Data-Driven Decision Making: How to Establish the Necessary Records Management Architecture
Do your records help to inform data-driven decision making? Here are four steps that you can take to establish a records management architecture that allows for a seamless transfer of information from RIM professional to senior leadership.
In order to be as successful as possible, enterprises must participate in data-driven decision making on a regular basis. Unfortunately, according to the MIT Technology Review, only about 0.5% of digital data is ever analyzed. This trend highlights the fact that decision-makers and stakeholders could make more of an effort to utilize the information at their disposal to inform their practices and policies. Here are four steps that can help you establish the necessary architecture for making data-driven decisions.
1.Define Structured and Unstructured Data
As the Internet of Things continues to grow, enterprises need to define which data is a priority. At this stage, it's important to understand the difference between structured and unstructured data. While structured data can be easily analyzed with algorithms, unstructured data creates a unique challenge — and opportunity — for businesses.
As CIO reports, IDC estimates that "unstructured content already accounts for a staggering 90 percent of all digital data, much of which is locked away across a variety of different data stores, in different locations and in varying formats." Many organizations need to develop a process for prioritizing and unlocking this wealth of information. In order to ensure the best results, the records manager must play an active role in developing this solution. He or she should work closely with different teams and departments to address any challenges caused by physical or digital records.
In order to meet these challenges, records managers must work with CIOs to incorporate the necessary functionality into the enterprise architecture and ensure that all involved parties are updated with the most relevant information. As Federal News Radio stresses, your system should be "designed to facilitate information transfer from a knowledge worker to senior leadership. The system has to support the knowledge worker in finding the necessary data, and provide the tools to present that knowledge to leadership." By creating a solution that integrates both data and records, you can make better data-driven decisions.
As a best practice, you should preserve your records based on priority and usefulness to your organization. Additionally, you should manage these assets in such a way that they are easily searchable. When you have a unified data organization, everyone from knowledge workers to members of your senior leadership team should be able to benefit from the information you have at your disposal.
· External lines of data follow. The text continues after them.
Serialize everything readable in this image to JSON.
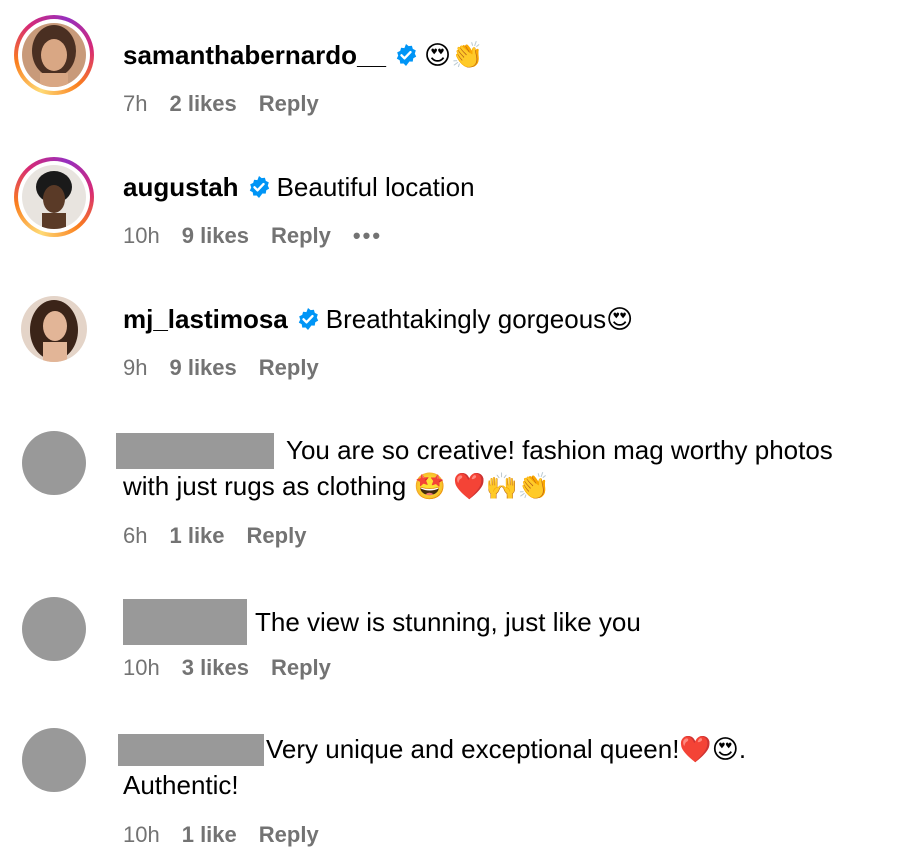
{
  "comments": [
    {
      "username": "samanthabernardo__",
      "verified": true,
      "text": "😍👏",
      "time": "7h",
      "likes": "2 likes",
      "reply": "Reply"
    },
    {
      "username": "augustah",
      "verified": true,
      "text": "Beautiful location",
      "time": "10h",
      "likes": "9 likes",
      "reply": "Reply",
      "more": "•••"
    },
    {
      "username": "mj_lastimosa",
      "verified": true,
      "text": "Breathtakingly gorgeous😍",
      "time": "9h",
      "likes": "9 likes",
      "reply": "Reply"
    },
    {
      "username_redacted": true,
      "text_line1": "You are so creative! fashion mag worthy photos",
      "text_line2": "with just rugs as clothing 🤩 ❤️🙌👏",
      "time": "6h",
      "likes": "1 like",
      "reply": "Reply"
    },
    {
      "username_redacted": true,
      "text": "The view is stunning, just like you",
      "time": "10h",
      "likes": "3 likes",
      "reply": "Reply"
    },
    {
      "username_redacted": true,
      "text_line1": "Very unique and exceptional queen!❤️😍.",
      "text_line2": "Authentic!",
      "time": "10h",
      "likes": "1 like",
      "reply": "Reply"
    }
  ],
  "colors": {
    "meta_gray": "#737373",
    "verified_blue": "#0095f6",
    "redaction_gray": "#999999"
  }
}
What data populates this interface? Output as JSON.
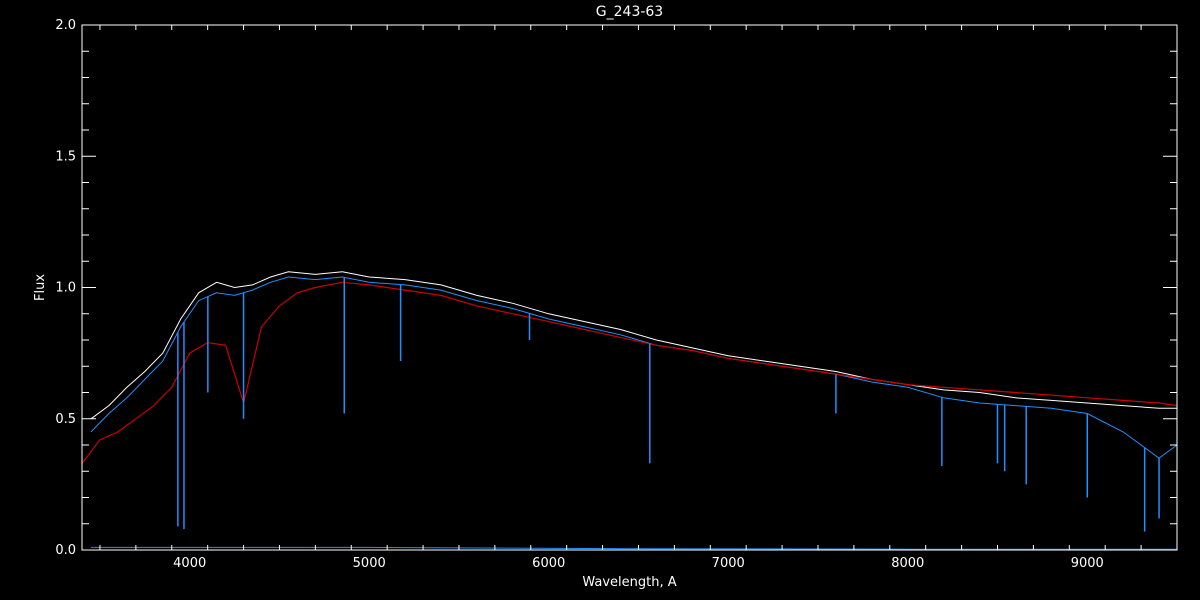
{
  "chart_data": {
    "type": "line",
    "title": "G_243-63",
    "xlabel": "Wavelength, A",
    "ylabel": "Flux",
    "xlim": [
      3400,
      9500
    ],
    "ylim": [
      0,
      2.0
    ],
    "x_ticks": [
      4000,
      5000,
      6000,
      7000,
      8000,
      9000
    ],
    "x_tick_labels": [
      "4000",
      "5000",
      "6000",
      "7000",
      "8000",
      "9000"
    ],
    "y_ticks": [
      0,
      0.5,
      1.0,
      1.5,
      2.0
    ],
    "y_tick_labels": [
      "0.0",
      "0.5",
      "1.0",
      "1.5",
      "2.0"
    ],
    "grid": false,
    "colors": {
      "background": "#000000",
      "axes": "#ffffff",
      "observed": "#ffffff",
      "observed_fine": "#1e90ff",
      "model": "#cc0000"
    },
    "series": [
      {
        "color": "#ffffff",
        "x": [
          3450,
          3550,
          3650,
          3750,
          3850,
          3950,
          4050,
          4150,
          4250,
          4350,
          4450,
          4550,
          4700,
          4850,
          5000,
          5200,
          5400,
          5600,
          5800,
          6000,
          6200,
          6400,
          6600,
          6800,
          7000,
          7200,
          7400,
          7600,
          7800,
          8000,
          8200,
          8400,
          8600,
          8800,
          9000,
          9200,
          9400,
          9500
        ],
        "values": [
          0.5,
          0.55,
          0.62,
          0.68,
          0.75,
          0.88,
          0.98,
          1.02,
          1.0,
          1.01,
          1.04,
          1.06,
          1.05,
          1.06,
          1.04,
          1.03,
          1.01,
          0.97,
          0.94,
          0.9,
          0.87,
          0.84,
          0.8,
          0.77,
          0.74,
          0.72,
          0.7,
          0.68,
          0.65,
          0.63,
          0.61,
          0.6,
          0.58,
          0.57,
          0.56,
          0.55,
          0.54,
          0.54
        ]
      },
      {
        "color": "#1e90ff",
        "x": [
          3450,
          3550,
          3650,
          3750,
          3850,
          3950,
          4050,
          4150,
          4250,
          4350,
          4450,
          4550,
          4700,
          4850,
          5000,
          5200,
          5400,
          5600,
          5800,
          6000,
          6200,
          6400,
          6600,
          6800,
          7000,
          7200,
          7400,
          7600,
          7800,
          8000,
          8200,
          8400,
          8600,
          8800,
          9000,
          9200,
          9400,
          9500
        ],
        "values": [
          0.45,
          0.52,
          0.58,
          0.65,
          0.72,
          0.85,
          0.95,
          0.98,
          0.97,
          0.99,
          1.02,
          1.04,
          1.03,
          1.04,
          1.02,
          1.01,
          0.99,
          0.95,
          0.92,
          0.88,
          0.85,
          0.82,
          0.78,
          0.76,
          0.73,
          0.71,
          0.69,
          0.67,
          0.64,
          0.62,
          0.58,
          0.56,
          0.55,
          0.54,
          0.52,
          0.45,
          0.35,
          0.4
        ]
      },
      {
        "color": "#cc0000",
        "x": [
          3400,
          3500,
          3600,
          3700,
          3800,
          3900,
          4000,
          4100,
          4200,
          4300,
          4400,
          4500,
          4600,
          4700,
          4850,
          5000,
          5200,
          5400,
          5600,
          5800,
          6000,
          6200,
          6400,
          6600,
          6800,
          7000,
          7200,
          7400,
          7600,
          7800,
          8000,
          8200,
          8400,
          8600,
          8800,
          9000,
          9200,
          9400,
          9500
        ],
        "values": [
          0.33,
          0.42,
          0.45,
          0.5,
          0.55,
          0.62,
          0.75,
          0.79,
          0.78,
          0.56,
          0.85,
          0.93,
          0.98,
          1.0,
          1.02,
          1.01,
          0.99,
          0.97,
          0.93,
          0.9,
          0.87,
          0.84,
          0.81,
          0.78,
          0.76,
          0.73,
          0.71,
          0.69,
          0.67,
          0.65,
          0.63,
          0.62,
          0.61,
          0.6,
          0.59,
          0.58,
          0.57,
          0.56,
          0.55
        ]
      },
      {
        "color": "#1e90ff",
        "x": [
          3450,
          5000,
          6500,
          7600,
          8000,
          9500
        ],
        "values": [
          0.01,
          0.01,
          0.005,
          0.004,
          0.003,
          0.003
        ]
      }
    ],
    "absorption_lines": [
      {
        "x": 3934,
        "depth_to": 0.09,
        "color": "#1e90ff"
      },
      {
        "x": 3968,
        "depth_to": 0.08,
        "color": "#1e90ff"
      },
      {
        "x": 4101,
        "depth_to": 0.6,
        "color": "#1e90ff"
      },
      {
        "x": 4300,
        "depth_to": 0.5,
        "color": "#1e90ff"
      },
      {
        "x": 4861,
        "depth_to": 0.52,
        "color": "#1e90ff"
      },
      {
        "x": 5175,
        "depth_to": 0.72,
        "color": "#1e90ff"
      },
      {
        "x": 5893,
        "depth_to": 0.8,
        "color": "#1e90ff"
      },
      {
        "x": 6563,
        "depth_to": 0.33,
        "color": "#1e90ff"
      },
      {
        "x": 7600,
        "depth_to": 0.52,
        "color": "#1e90ff"
      },
      {
        "x": 8190,
        "depth_to": 0.32,
        "color": "#1e90ff"
      },
      {
        "x": 8500,
        "depth_to": 0.33,
        "color": "#1e90ff"
      },
      {
        "x": 8540,
        "depth_to": 0.3,
        "color": "#1e90ff"
      },
      {
        "x": 8660,
        "depth_to": 0.25,
        "color": "#1e90ff"
      },
      {
        "x": 9000,
        "depth_to": 0.2,
        "color": "#1e90ff"
      },
      {
        "x": 9320,
        "depth_to": 0.07,
        "color": "#1e90ff"
      },
      {
        "x": 9400,
        "depth_to": 0.12,
        "color": "#1e90ff"
      }
    ]
  }
}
Once you've identified your structured vs. unstructured data, and developed a strategy for how to use this information, it's time for you to set some priorities. For example, if you need to analyze growth for a particular department, you can use certain metrics to help identify the success of a specific product or service, and indicate areas for improvement. However, it's imperative that your organization doesn't get too bogged down in the weeds of your data. By identifying the metrics that matter most to a particular decision or situation, you can use your data more effectively.
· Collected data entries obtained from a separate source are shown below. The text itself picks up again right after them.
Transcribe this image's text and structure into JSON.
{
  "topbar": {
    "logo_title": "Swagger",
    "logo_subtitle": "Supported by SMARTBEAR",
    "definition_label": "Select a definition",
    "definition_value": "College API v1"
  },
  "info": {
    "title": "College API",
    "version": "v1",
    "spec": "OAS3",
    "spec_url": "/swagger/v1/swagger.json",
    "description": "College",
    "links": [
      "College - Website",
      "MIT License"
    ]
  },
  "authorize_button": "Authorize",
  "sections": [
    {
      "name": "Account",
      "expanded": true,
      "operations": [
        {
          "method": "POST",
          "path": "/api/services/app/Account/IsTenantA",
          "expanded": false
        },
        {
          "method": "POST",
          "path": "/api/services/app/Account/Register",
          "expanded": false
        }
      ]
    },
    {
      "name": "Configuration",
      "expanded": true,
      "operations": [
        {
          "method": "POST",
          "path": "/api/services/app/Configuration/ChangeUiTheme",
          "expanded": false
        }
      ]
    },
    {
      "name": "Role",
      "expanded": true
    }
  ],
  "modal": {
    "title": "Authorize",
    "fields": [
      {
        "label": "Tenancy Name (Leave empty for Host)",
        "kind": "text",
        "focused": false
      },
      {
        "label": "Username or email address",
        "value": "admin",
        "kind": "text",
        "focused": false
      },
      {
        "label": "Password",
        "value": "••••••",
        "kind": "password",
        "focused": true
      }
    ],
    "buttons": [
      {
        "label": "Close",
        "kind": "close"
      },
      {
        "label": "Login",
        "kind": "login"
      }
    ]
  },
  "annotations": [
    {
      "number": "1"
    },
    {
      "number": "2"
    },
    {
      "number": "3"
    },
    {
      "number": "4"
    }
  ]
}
You need to do more than simply collect and organize your data in order for your organization to get all the insights it needs. Data quality and governance are essential to ensuring that your analytics are effective. By implementing text analytics, auto-taxonomy generation, auto categorization, auto-tagging and other formal information-handling techniques, you can make the most out of your information.
In order to use your records to drive data-driven decision making, you must establish an up-to-date records management program that ensures all of the necessary details are communicated to senior leadership. With the right system in place, this communication can be seamless and constant. Once you have the necessary architecture, you can use data-driven decision making to be more productive and profitable in the future.